Ok so why do we hallucinate with sleep paralysis? Technically it’s not hallucinating but rather lucid dreaming. Most people take a while to reach REM or the dream state. I think an average time is around 20 minutes. I’m narcoleptic with sleep paralysis. I was tested on an EEG and was told I reach REM in 4 minutes. When the average person goes into REM there are This happens so the sleeper won’t get up, especially in a nightmare, and run around and get hurt (sleep walkers have issues with this process). The average person never knows this is happening because they’re sound asleep. In those with sleep paralysis, the chemicals are released before they’re actually asleep, and the person may actually begin to dream superimposed on the real world, which is called lucid dreaming.

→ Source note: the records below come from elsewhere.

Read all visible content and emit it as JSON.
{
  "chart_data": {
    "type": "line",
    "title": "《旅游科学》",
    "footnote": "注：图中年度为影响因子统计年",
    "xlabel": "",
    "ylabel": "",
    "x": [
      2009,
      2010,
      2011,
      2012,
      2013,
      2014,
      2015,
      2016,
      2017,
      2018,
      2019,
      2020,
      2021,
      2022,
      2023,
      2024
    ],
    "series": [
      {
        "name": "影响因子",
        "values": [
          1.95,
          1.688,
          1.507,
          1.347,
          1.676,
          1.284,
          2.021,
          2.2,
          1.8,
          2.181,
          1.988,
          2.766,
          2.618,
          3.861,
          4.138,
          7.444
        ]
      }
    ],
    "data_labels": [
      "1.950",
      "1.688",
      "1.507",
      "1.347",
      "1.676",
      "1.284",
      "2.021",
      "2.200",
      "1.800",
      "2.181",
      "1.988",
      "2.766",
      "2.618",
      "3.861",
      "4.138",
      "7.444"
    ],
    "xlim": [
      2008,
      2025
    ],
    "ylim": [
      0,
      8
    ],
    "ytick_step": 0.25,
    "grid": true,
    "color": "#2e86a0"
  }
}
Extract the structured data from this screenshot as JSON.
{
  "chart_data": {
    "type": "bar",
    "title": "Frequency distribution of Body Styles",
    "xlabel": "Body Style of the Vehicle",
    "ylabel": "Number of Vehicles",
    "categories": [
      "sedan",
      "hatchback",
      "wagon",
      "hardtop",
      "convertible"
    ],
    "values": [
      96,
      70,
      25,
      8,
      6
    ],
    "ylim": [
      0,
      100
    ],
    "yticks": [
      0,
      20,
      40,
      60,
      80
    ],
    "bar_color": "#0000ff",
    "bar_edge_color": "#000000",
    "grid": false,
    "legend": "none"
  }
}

For many years I experienced the Hat Man along with sleep paralysis. As I said in past entries that when I was around sixteen I thought I was losing my mind as He spoke to me and I swear I felt His breath on my cheek. I thought it might even be early onset of schizophrenia. In my thirties, I was diagnosed with narcolepsy and that’s when I found out about sleep paralysis and figured that, although it was terrifying, I was just having a very bad reoccurring lucid nightmare with my sleep paralysis. But, of course, now knowing that there are so many people all over the world seeing the same figure that I see, and with so many similarities, I unfortunately can no longer accept that He is a lucid dream. Lucid dreams do exist and are associated with sleep paralysis but He is real…in some way.